MAHKEMESİ : İzmir 3. İş Mahkemesi
TARİHİ : 15/12/2008
NUMARASI : 2008/111-2008/546
1-Dosyadaki yazılara toplanan delillerle kararın dayandığı kanuni gerektirici sebeplere göre, tarafların aşağıdaki bendin kapsamı dışında kalan temyiz itirazları yerinde değildir.
2-Davacı vekili, işe iade davasının kesinleşmesinin ardından işverene süresinde başvurulduğu halde işçinin işe başlatılmadığını belirterek müvekkilinin alacaklarının tahsiline karar verilmesini istemiştir.
Davalı vekili, davacının işe iadesinin fiilen imkansız olduğunu, mahkeme kararı uyarınca iade edilmesi gereken işyeri olan İzmir İçki Fabrikasının 31.12.2006 tarihinden fiilen ve hukuken kapatılmış bulunduğunu, yasanın amacının işçiyi işe iade etme imkanı bulunmayan işvereni cezalandırmak olmadığını, fiili zaruret dolayısıyla davacının işe başlatılamadığının dikkate alınması gerektiğini, işyerinin kötü niyetli veya muvazaalı olarak kapatıldığının iddia edilmediğini, ayrıca davacıya ihbar ve kıdem tazminatı alacaklarına ilaveten iş güvencesi tazminatı olarak beş aylık ücreti tutarında ödeme yapıldığını, ayrıca davacının işverenliği ibra etmiş olduğunu savunarak davanın reddini talep etmiştir.

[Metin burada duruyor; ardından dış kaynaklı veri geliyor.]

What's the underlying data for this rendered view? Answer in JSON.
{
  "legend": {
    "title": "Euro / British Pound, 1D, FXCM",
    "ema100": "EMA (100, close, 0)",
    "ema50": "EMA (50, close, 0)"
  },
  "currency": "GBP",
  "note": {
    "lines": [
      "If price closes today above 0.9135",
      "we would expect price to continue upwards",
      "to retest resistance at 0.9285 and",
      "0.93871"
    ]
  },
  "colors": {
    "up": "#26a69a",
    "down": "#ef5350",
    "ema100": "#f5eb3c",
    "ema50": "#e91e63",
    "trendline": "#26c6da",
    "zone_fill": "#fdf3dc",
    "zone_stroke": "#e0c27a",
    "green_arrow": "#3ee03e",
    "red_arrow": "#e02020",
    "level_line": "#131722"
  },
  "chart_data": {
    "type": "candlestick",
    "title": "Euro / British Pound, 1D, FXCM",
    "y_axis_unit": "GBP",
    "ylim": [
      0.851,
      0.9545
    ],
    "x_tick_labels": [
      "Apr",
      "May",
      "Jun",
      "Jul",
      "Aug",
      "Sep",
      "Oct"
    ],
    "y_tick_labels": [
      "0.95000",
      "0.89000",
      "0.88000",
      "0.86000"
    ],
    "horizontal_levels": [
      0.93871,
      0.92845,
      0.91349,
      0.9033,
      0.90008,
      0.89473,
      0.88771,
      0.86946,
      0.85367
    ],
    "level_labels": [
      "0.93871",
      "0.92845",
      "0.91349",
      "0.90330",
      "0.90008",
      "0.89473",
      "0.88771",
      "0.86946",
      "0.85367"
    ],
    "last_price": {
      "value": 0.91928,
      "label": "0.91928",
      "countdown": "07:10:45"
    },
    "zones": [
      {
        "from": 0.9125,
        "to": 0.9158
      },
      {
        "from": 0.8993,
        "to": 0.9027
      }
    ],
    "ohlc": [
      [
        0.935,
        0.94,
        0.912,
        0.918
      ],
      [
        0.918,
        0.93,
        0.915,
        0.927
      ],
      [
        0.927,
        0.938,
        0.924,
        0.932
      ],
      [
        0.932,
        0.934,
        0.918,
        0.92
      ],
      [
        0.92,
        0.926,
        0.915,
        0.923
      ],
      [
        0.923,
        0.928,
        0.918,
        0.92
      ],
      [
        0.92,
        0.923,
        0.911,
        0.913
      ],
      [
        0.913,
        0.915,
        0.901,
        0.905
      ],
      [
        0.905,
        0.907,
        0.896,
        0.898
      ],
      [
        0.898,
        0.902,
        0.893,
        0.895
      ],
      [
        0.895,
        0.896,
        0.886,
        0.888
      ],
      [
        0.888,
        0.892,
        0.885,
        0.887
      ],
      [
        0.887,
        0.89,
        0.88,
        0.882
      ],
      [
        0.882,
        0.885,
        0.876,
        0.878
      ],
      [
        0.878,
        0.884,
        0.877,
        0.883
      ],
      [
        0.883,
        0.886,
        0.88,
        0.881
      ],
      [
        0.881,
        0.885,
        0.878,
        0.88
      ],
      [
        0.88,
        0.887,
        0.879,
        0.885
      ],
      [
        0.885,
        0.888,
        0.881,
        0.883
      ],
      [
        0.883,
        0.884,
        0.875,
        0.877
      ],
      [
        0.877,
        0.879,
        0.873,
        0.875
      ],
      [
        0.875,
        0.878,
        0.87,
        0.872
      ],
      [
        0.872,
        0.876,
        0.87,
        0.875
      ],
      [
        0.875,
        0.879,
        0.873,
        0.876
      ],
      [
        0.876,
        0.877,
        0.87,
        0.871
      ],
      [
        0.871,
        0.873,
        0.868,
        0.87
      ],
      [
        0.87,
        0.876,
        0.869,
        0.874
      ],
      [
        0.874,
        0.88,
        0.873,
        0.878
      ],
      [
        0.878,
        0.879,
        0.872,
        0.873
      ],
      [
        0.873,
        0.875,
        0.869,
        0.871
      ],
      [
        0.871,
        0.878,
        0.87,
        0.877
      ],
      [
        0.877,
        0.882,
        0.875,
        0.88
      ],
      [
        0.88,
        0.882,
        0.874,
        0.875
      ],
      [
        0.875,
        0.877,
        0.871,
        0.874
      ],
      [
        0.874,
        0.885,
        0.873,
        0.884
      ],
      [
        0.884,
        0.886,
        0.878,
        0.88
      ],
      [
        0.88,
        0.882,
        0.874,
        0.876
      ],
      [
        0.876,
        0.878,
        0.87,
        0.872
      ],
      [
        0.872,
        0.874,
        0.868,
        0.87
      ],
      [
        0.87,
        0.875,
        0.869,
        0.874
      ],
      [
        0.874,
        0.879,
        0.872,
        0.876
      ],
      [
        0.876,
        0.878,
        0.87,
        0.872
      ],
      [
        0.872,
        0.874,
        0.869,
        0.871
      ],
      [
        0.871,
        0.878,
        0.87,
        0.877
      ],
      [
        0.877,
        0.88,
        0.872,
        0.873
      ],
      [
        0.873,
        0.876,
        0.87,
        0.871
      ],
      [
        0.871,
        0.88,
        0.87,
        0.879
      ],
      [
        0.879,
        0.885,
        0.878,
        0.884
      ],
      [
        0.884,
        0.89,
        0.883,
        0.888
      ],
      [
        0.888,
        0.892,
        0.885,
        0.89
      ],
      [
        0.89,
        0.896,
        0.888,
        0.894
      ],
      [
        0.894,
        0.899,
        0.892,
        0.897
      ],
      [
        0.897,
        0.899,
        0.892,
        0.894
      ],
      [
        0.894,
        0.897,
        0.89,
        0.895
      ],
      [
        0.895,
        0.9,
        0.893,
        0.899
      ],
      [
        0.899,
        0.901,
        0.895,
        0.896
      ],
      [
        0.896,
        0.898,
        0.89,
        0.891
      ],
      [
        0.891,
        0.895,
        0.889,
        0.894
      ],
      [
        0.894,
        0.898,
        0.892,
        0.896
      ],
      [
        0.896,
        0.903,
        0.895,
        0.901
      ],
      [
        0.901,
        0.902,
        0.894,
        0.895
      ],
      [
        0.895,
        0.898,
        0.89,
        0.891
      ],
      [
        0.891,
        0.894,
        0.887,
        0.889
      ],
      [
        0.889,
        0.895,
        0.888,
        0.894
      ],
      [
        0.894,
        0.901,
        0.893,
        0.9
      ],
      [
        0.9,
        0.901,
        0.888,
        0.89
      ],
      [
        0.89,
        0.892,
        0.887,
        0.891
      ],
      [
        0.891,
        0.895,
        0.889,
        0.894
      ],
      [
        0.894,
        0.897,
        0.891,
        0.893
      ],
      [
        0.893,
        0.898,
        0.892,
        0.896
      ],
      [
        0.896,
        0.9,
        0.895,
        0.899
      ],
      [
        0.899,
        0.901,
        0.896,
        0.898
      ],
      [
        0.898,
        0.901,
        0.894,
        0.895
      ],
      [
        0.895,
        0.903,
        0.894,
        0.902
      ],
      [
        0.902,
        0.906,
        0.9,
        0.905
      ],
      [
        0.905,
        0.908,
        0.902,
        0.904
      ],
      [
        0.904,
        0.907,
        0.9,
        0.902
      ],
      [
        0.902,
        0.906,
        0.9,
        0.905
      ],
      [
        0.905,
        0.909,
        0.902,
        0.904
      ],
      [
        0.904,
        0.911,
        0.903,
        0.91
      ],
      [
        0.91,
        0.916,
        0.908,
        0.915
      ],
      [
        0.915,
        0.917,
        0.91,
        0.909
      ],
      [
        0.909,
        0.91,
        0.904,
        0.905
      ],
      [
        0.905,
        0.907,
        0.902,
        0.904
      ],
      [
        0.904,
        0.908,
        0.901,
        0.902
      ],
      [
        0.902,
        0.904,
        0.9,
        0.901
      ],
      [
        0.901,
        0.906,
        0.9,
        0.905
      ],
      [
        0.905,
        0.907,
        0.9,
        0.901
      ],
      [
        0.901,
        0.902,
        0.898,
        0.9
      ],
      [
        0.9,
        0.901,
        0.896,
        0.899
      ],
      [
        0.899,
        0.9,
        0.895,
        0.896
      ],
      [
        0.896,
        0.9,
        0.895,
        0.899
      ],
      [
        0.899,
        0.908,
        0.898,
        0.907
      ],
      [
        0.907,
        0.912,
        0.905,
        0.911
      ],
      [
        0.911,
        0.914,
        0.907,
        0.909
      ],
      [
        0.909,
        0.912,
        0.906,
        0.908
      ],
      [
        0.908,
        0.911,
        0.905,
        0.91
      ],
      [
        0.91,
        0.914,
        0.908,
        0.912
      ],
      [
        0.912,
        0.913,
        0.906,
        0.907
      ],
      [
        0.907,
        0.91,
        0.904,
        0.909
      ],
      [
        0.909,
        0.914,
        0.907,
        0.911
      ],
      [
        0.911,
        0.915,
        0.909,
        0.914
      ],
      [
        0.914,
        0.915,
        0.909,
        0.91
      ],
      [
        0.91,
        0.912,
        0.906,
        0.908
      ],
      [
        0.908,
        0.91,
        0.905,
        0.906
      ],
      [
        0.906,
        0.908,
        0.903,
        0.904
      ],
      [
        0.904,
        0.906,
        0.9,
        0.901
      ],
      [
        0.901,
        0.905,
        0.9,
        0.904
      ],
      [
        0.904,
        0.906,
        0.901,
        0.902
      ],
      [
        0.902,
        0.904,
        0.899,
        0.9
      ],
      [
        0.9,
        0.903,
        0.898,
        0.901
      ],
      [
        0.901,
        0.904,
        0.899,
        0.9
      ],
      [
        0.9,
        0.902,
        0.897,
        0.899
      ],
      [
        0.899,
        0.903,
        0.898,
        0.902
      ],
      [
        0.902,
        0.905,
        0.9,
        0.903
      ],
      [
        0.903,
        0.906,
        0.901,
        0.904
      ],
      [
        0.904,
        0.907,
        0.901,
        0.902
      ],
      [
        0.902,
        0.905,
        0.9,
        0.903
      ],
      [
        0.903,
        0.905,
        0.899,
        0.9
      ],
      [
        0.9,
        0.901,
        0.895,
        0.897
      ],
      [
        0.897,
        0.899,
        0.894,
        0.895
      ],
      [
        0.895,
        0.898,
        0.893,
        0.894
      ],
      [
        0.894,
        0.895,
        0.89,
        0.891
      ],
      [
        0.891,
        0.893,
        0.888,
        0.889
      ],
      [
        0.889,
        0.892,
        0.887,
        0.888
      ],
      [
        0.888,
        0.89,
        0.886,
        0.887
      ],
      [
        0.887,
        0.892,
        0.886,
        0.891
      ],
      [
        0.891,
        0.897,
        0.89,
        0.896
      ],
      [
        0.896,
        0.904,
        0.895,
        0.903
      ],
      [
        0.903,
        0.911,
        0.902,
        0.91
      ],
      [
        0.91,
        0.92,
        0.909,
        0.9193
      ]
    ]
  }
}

Mahkemece, davacının fesihten önce çalıştığı fabrikanın faaliyetine son verildiği, sanayi sicil belgesi ve üretim izinlerinin iptal edilerek işyerinin tasfiye ve tahliye edildiği, işverenin işçiyi işe başlatmasının fiilen mümkün olmadığı gerekçesiyle boşta geçen süre ücreti talebini kabul edilirken, işe başlatmama tazminatı isteği de reddedilmiştir.
Dosya içeriğinden, davacıya fesih sırasında 5 aylık çıplak net ücreti tutarının işgüvencesi tazminatı adı altında ödendiği anlaşılmaktadır. 31.12.2006 tarihli ibranamede her ne kadar söz konusu ödeme işgüvencesi tazminatı olarak nitelendirilmiş ise de, o tarihte işe başlatmama tazminatına hak kazanma koşulları oluşmadığından, yapılan ödemenin işe başlatmama tazminatı olarak değerlendirilmesi mümkün değildir. Bu nedenle bu ödeme olayı, işverence işçiye yapılmış bir fazla ödeme olarak kabul edilip, Borçlar Kanunu’nun 86. Maddesi hükmü dikkate alınarak, öncelikle boşta geçen süre ücretinden mahsup edilmelidir.
Mahkemece bu yön nazara alınmadan, anılan miktarın işe başlatmama tazminatından mahsup edilerek bu talebin reddi hatalı olup bozmayı gerektirmiştir.
SONUÇ: Temyiz olunan kararın yukarıda yazılı sebepten BOZULMASINA, peşin alınan temyiz harcının istek halinde ilgiliye iadesine, 13/10/2011 gününde oybirliğiyle karar verildi.